My father was a machine gunner with the Army's 28th Infantry Division, which was among the first units to march down the Champs-Elysées after the Allied liberation of Paris . In December 1944, having landed at Normandy and fought across France and Belgium, he was captured in the Battle of the Bulge, and sent hundreds of miles through northern Germany in an unheated boxcar in the dead of winter to a prison camp at Muhlberg in the east.
My father survived the war not because of the generosity of the Nazis to Jewish soldiers. The Germans must have been tempted to send captured Jewish American soldiers to Auschwitz along with Polish, German, and Dutch Jews and kindred human garbage. But they did not. My father survived because, amazingly, even the Nazis respected the reciprocal agreements on humane treatment of prisoners.
The doctrine was simple: You don't abuse my soldiers when you take them prisoner, and I won't abuse yours. Mostly, despite the multiple atrocities of World War II, the doctrine held.
In many respects, in a brutal era when the Nazis murdered over 6 million civilian Jews, Gypsies, homosexuals, socialists, dwarfs, handicapped people, and the mentally ill, and the Allies killed hundreds of thousands of German non combatants in Allied fire-bombings of cities, enemy POWs often fared better than civilians. High-ranking captured German officers sat out the war in the elegant Greenbrier Hotel outside Washington, where they were not tortured.
I thought of my father as I followed Republican Senators John McCain, John Warner, and Lindsey Graham bravely resisting the Bush administration's insane doctrine that the United States should become the first signatory government to take exceptions to the Geneva agreements on humane treatment of prisoners.
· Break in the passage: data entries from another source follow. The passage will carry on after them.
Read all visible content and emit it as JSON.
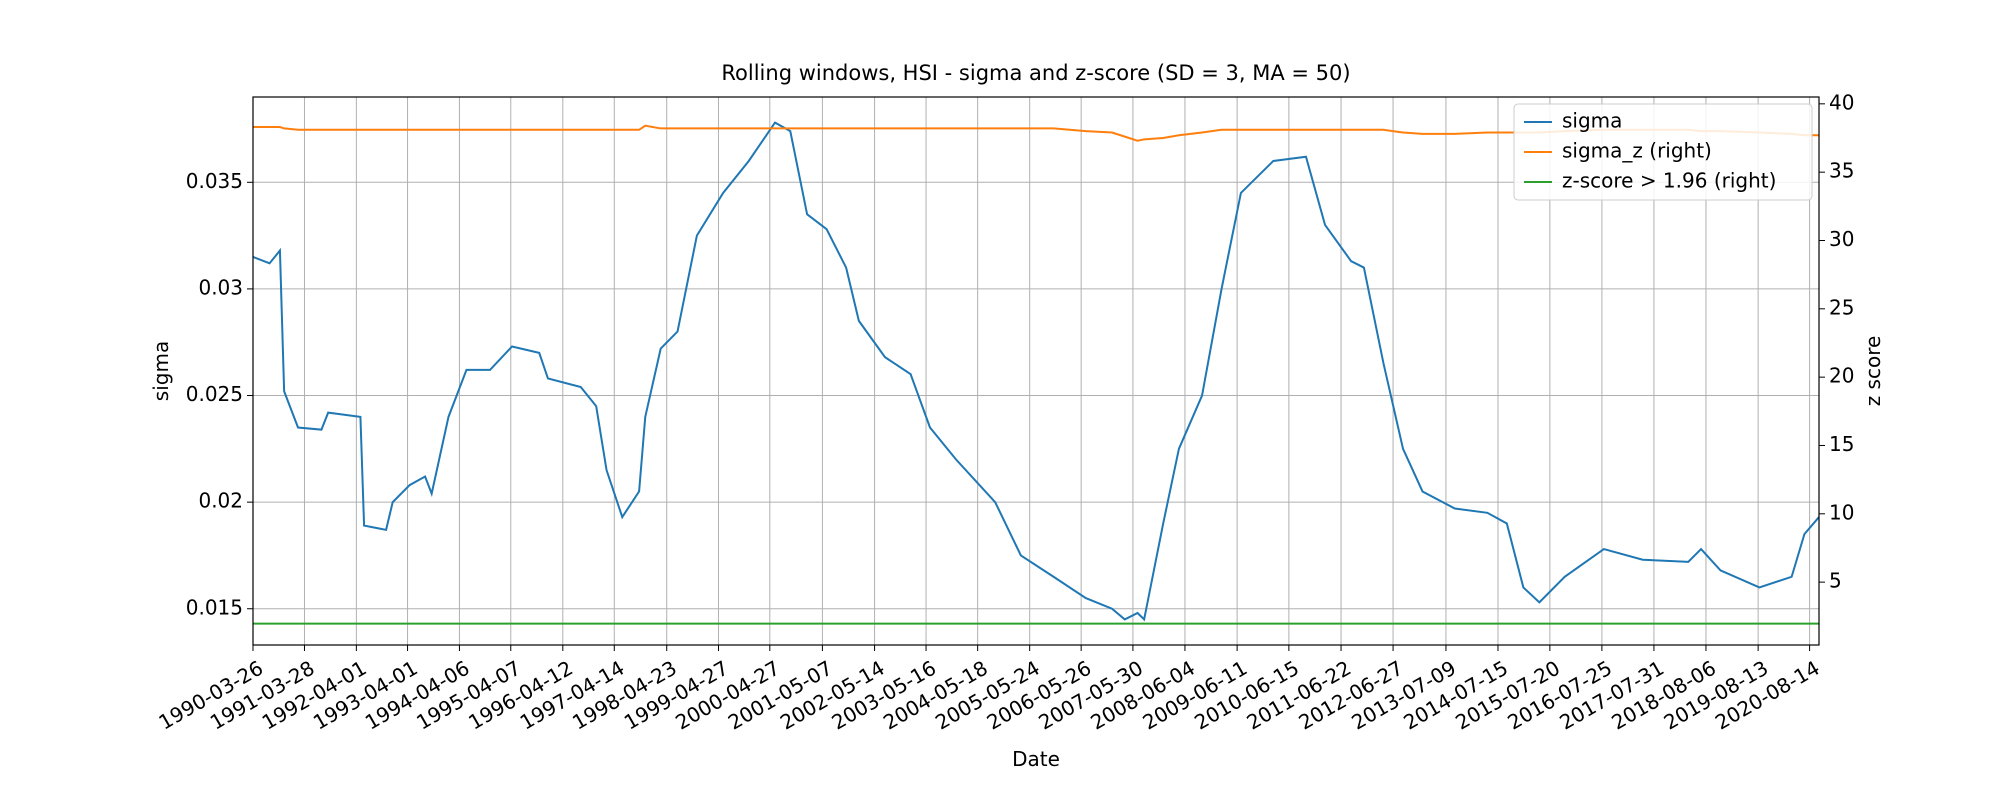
{
  "chart_data": {
    "type": "line",
    "title": "Rolling windows, HSI - sigma and z-score (SD = 3, MA = 50)",
    "xlabel": "Date",
    "ylabel": "sigma",
    "y2label": "z score",
    "x": [
      "1990-03-26",
      "1990-07-22",
      "1990-10-04",
      "1990-11-03",
      "1991-02-10",
      "1991-07-27",
      "1991-09-13",
      "1992-04-30",
      "1992-05-26",
      "1992-10-30",
      "1992-12-16",
      "1993-04-16",
      "1993-08-04",
      "1993-09-20",
      "1994-01-18",
      "1994-05-26",
      "1994-11-10",
      "1995-04-16",
      "1995-10-27",
      "1995-12-28",
      "1996-08-18",
      "1996-12-06",
      "1997-02-18",
      "1997-06-10",
      "1997-10-08",
      "1997-11-21",
      "1998-03-11",
      "1998-07-09",
      "1998-11-24",
      "1999-05-30",
      "1999-11-29",
      "2000-06-03",
      "2000-09-20",
      "2001-01-18",
      "2001-06-06",
      "2001-10-23",
      "2002-01-22",
      "2002-07-27",
      "2003-01-26",
      "2003-06-13",
      "2003-12-16",
      "2004-09-20",
      "2005-03-22",
      "2005-11-10",
      "2006-06-28",
      "2007-01-01",
      "2007-04-02",
      "2007-07-02",
      "2007-08-18",
      "2008-01-01",
      "2008-04-22",
      "2008-10-04",
      "2009-02-20",
      "2009-07-08",
      "2010-02-24",
      "2010-10-15",
      "2011-02-28",
      "2011-09-02",
      "2011-12-02",
      "2012-04-20",
      "2012-09-06",
      "2013-01-23",
      "2013-09-10",
      "2014-04-30",
      "2014-09-16",
      "2015-01-12",
      "2015-05-06",
      "2015-11-03",
      "2016-08-08",
      "2017-05-12",
      "2018-04-02",
      "2018-07-02",
      "2018-11-18",
      "2019-08-22",
      "2020-04-08",
      "2020-07-08",
      "2020-10-20"
    ],
    "series": [
      {
        "name": "sigma",
        "color": "#1f77b4",
        "axis": "y",
        "values": [
          0.0315,
          0.0312,
          0.0318,
          0.0252,
          0.0235,
          0.0234,
          0.0242,
          0.024,
          0.0189,
          0.0187,
          0.02,
          0.0208,
          0.0212,
          0.0204,
          0.024,
          0.0262,
          0.0262,
          0.0273,
          0.027,
          0.0258,
          0.0254,
          0.0245,
          0.0215,
          0.0193,
          0.0205,
          0.024,
          0.0272,
          0.028,
          0.0325,
          0.0345,
          0.036,
          0.0378,
          0.0374,
          0.0335,
          0.0328,
          0.031,
          0.0285,
          0.0268,
          0.026,
          0.0235,
          0.022,
          0.02,
          0.0175,
          0.0165,
          0.0155,
          0.015,
          0.0145,
          0.0148,
          0.0145,
          0.019,
          0.0225,
          0.025,
          0.03,
          0.0345,
          0.036,
          0.0362,
          0.033,
          0.0313,
          0.031,
          0.0265,
          0.0225,
          0.0205,
          0.0197,
          0.0195,
          0.019,
          0.016,
          0.0153,
          0.0165,
          0.0178,
          0.0173,
          0.0172,
          0.0178,
          0.0168,
          0.016,
          0.0165,
          0.0185,
          0.0193
        ]
      },
      {
        "name": "sigma_z (right)",
        "color": "#ff7f0e",
        "axis": "y2",
        "values": [
          38.3,
          38.3,
          38.3,
          38.2,
          38.1,
          38.1,
          38.1,
          38.1,
          38.1,
          38.1,
          38.1,
          38.1,
          38.1,
          38.1,
          38.1,
          38.1,
          38.1,
          38.1,
          38.1,
          38.1,
          38.1,
          38.1,
          38.1,
          38.1,
          38.1,
          38.4,
          38.2,
          38.2,
          38.2,
          38.2,
          38.2,
          38.2,
          38.2,
          38.2,
          38.2,
          38.2,
          38.2,
          38.2,
          38.2,
          38.2,
          38.2,
          38.2,
          38.2,
          38.2,
          38.0,
          37.9,
          37.6,
          37.3,
          37.4,
          37.5,
          37.7,
          37.9,
          38.1,
          38.1,
          38.1,
          38.1,
          38.1,
          38.1,
          38.1,
          38.1,
          37.9,
          37.8,
          37.8,
          37.9,
          37.9,
          37.9,
          37.9,
          38.0,
          38.1,
          38.1,
          38.1,
          38.0,
          38.0,
          37.9,
          37.8,
          37.7,
          37.7
        ]
      },
      {
        "name": "z-score > 1.96 (right)",
        "color": "#2ca02c",
        "axis": "y2",
        "values": [
          1.96,
          1.96,
          1.96,
          1.96,
          1.96,
          1.96,
          1.96,
          1.96,
          1.96,
          1.96,
          1.96,
          1.96,
          1.96,
          1.96,
          1.96,
          1.96,
          1.96,
          1.96,
          1.96,
          1.96,
          1.96,
          1.96,
          1.96,
          1.96,
          1.96,
          1.96,
          1.96,
          1.96,
          1.96,
          1.96,
          1.96,
          1.96,
          1.96,
          1.96,
          1.96,
          1.96,
          1.96,
          1.96,
          1.96,
          1.96,
          1.96,
          1.96,
          1.96,
          1.96,
          1.96,
          1.96,
          1.96,
          1.96,
          1.96,
          1.96,
          1.96,
          1.96,
          1.96,
          1.96,
          1.96,
          1.96,
          1.96,
          1.96,
          1.96,
          1.96,
          1.96,
          1.96,
          1.96,
          1.96,
          1.96,
          1.96,
          1.96,
          1.96,
          1.96,
          1.96,
          1.96,
          1.96,
          1.96,
          1.96,
          1.96,
          1.96,
          1.96
        ]
      }
    ],
    "xlim": [
      "1990-03-26",
      "2020-10-20"
    ],
    "xticks": [
      "1990-03-26",
      "1991-03-28",
      "1992-04-01",
      "1993-04-01",
      "1994-04-06",
      "1995-04-07",
      "1996-04-12",
      "1997-04-14",
      "1998-04-23",
      "1999-04-27",
      "2000-04-27",
      "2001-05-07",
      "2002-05-14",
      "2003-05-16",
      "2004-05-18",
      "2005-05-24",
      "2006-05-26",
      "2007-05-30",
      "2008-06-04",
      "2009-06-11",
      "2010-06-15",
      "2011-06-22",
      "2012-06-27",
      "2013-07-09",
      "2014-07-15",
      "2015-07-20",
      "2016-07-25",
      "2017-07-31",
      "2018-08-06",
      "2019-08-13",
      "2020-08-14"
    ],
    "ylim": [
      0.0133,
      0.039
    ],
    "yticks": [
      0.015,
      0.02,
      0.025,
      0.03,
      0.035
    ],
    "y2lim": [
      0.4,
      40.5
    ],
    "y2ticks": [
      5,
      10,
      15,
      20,
      25,
      30,
      35,
      40
    ],
    "grid": true,
    "legend": "upper right"
  }
}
McCain was not as fortunate as my father. After his plane was shot down, he was tortured by the North Vietnamese, who did not respect the Geneva Conventions, and kept in a hellhole for six years. If anyone has the right to dispute the doctrine of reciprocal, humane prisoner treatment, it is McCain. But instead, McCain reasons, correctly, that if the United States of America, of all nations, grants itself the right to abuse prisoners, not only are our soldiers at greater risk, but our national soul.
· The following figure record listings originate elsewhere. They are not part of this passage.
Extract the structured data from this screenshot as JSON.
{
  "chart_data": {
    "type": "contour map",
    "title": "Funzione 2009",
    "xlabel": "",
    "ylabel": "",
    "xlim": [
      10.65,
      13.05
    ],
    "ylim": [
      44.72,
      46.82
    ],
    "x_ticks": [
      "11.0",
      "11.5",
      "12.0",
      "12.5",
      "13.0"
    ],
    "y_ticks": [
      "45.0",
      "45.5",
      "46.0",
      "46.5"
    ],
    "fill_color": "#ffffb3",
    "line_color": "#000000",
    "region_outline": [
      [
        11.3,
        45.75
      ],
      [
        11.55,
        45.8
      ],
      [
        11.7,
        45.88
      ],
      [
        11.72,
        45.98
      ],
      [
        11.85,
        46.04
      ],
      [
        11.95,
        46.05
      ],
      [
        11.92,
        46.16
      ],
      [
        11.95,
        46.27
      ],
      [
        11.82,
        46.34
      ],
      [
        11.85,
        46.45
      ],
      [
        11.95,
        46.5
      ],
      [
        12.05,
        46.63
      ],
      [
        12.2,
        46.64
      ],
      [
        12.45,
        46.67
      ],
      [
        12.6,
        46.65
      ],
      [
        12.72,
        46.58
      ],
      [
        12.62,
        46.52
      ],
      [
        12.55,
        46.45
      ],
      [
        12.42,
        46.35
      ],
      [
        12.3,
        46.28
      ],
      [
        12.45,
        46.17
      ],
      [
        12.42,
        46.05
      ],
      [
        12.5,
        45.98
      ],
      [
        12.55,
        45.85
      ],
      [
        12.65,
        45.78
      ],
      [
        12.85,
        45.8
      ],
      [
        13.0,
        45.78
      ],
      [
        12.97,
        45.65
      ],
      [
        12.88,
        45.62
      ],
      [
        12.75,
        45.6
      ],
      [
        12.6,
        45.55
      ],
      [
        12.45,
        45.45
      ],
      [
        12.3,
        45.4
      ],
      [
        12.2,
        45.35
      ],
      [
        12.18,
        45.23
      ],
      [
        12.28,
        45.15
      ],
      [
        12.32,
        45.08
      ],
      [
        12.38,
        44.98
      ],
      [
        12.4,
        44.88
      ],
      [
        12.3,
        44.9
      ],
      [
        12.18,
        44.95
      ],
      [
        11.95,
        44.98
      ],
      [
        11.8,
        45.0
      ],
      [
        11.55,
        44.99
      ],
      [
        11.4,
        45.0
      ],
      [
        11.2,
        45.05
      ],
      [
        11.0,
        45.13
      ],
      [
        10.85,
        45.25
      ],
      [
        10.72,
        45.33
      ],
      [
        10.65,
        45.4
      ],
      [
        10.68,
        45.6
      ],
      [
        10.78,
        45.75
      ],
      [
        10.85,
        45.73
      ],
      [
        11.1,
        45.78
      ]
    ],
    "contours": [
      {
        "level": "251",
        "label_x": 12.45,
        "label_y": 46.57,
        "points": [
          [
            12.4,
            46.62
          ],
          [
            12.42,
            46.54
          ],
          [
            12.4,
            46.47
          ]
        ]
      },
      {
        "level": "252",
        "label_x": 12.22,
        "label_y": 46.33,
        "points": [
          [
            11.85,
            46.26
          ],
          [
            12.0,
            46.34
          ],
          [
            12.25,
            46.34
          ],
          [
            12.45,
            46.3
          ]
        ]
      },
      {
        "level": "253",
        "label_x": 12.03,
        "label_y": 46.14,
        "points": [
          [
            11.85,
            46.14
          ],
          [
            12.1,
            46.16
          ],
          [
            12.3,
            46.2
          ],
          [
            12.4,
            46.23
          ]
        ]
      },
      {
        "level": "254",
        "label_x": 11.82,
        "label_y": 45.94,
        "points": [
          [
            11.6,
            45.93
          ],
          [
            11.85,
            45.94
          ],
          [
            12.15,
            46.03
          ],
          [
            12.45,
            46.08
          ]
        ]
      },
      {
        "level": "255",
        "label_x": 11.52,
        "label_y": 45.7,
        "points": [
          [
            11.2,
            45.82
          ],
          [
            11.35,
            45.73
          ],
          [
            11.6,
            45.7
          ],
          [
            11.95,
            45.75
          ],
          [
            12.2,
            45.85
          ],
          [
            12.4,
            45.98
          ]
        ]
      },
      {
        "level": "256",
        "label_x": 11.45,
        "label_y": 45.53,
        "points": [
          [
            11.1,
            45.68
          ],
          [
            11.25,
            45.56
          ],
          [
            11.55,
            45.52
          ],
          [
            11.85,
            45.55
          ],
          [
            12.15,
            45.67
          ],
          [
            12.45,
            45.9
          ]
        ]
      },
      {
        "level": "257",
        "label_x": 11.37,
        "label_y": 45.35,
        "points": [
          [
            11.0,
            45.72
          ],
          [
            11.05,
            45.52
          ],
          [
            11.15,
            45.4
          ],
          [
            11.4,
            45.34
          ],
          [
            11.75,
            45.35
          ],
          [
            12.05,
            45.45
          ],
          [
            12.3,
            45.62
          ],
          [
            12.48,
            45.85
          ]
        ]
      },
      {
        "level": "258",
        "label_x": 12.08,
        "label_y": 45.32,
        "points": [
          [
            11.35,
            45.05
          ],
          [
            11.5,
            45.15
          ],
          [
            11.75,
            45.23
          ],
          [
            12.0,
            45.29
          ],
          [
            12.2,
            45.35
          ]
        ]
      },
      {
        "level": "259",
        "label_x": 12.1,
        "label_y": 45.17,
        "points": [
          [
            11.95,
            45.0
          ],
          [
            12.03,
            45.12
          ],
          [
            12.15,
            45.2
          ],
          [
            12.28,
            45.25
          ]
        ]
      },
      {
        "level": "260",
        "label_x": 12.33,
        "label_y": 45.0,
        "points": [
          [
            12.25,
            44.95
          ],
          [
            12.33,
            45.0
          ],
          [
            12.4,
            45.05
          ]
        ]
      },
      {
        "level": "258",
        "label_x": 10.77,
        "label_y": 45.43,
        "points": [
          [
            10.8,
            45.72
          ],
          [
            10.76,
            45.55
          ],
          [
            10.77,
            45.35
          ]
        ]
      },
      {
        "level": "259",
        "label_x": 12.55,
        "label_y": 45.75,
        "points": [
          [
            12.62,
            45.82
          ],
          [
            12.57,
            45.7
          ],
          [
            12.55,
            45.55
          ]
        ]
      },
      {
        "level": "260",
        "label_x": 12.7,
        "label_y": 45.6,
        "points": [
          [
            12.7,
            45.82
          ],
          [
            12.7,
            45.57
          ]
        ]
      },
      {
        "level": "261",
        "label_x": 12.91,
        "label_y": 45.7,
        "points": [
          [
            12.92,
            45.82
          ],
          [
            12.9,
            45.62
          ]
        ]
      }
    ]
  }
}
Thanks to their leadership, the Senate Armed Services Committee rejected the administration bill, and reported the McCain bill, requiring due process in the prosecution of all captives, and respecting the protections of the Geneva Conventions. The administration is still pressing to pass its bill. But for once, it may not prevail.
Finally, on multiple fronts, after nearly six years of blind loyalty, Republican moderates in Congress are beginning to rebel against the sheer recklessness of their president -- excuse me, of Dick Cheney and Donald Rumsfeld, who are the architects of these policies. A higher loyalty is at last trumping partisan fealty to a dangerously radical administration.
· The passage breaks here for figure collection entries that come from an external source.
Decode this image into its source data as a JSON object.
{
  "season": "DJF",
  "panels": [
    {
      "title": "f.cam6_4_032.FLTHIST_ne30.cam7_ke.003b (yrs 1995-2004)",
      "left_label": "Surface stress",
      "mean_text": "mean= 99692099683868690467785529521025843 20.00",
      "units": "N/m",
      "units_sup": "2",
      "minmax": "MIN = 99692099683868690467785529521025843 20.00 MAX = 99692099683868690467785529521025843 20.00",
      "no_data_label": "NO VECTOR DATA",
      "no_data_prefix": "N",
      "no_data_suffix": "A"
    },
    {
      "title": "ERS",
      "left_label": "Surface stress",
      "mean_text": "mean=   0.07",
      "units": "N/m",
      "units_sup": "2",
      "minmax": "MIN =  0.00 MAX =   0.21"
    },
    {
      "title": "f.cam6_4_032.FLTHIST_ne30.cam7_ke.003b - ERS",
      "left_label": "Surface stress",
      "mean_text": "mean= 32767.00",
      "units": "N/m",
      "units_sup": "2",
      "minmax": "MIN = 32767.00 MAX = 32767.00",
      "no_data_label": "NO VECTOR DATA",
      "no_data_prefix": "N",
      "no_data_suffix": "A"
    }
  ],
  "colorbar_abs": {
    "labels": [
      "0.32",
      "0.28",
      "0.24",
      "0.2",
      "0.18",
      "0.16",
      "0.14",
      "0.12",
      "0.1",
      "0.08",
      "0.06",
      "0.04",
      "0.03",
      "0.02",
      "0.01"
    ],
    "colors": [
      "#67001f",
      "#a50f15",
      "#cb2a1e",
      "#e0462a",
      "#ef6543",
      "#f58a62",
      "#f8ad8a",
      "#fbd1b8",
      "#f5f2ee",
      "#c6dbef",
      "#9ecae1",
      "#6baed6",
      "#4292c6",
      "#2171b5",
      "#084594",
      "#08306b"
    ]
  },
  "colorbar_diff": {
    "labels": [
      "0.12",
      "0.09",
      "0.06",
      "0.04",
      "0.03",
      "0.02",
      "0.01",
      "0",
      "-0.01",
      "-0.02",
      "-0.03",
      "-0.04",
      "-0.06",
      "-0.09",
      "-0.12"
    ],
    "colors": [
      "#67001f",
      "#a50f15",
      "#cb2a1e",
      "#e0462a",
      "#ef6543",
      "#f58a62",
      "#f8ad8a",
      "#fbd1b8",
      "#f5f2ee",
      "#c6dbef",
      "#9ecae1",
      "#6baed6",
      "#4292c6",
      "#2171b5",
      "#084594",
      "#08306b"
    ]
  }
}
Last week, the Senate Intelligence Committee, one of the most ardent protectors of the administration, was forced to release a report documenting once and for all that there was zero connection between al-Qaeda and Saddam Hussein, and that the administration had stupidly relied on self-serving "intelligence" claims from exile Iraqi pretender Ahmad Chalabi and his henchmen. This report was released over the objection of the committee's chairman, Pat Roberts, an ardent administration apologist, because two other Republican moderates, Senators Chuck Hagel and Olympia J. Snowe, voted with committee Democrats that the information be made public.
And on Wednesday in the House, the Republican leadership of a subcommittee of the Government Reform Committee took lengthy and detailed testimony from the Inspector General of the Interior Department on the festering corruption and incompetence at that agency. The administration's plain contempt for the ordinary functions of government and its use of the executive branch to enrich cronies and reward allied industries have become too grotesque even for its usual defenders on Capitol Hill. Even with an election approaching -- perhaps because it is approaching and some Republicans fear for their seats as well as their consciences -- there will be more such rebellions.
The founders of this republic wisely gave us separate branches of government as checks and balances against tyranny. They may not have imagined Dick Cheney, but they were familiar with his kind. The self respect of Congress has been battered these nearly six long years, but it is coming back to life just in time.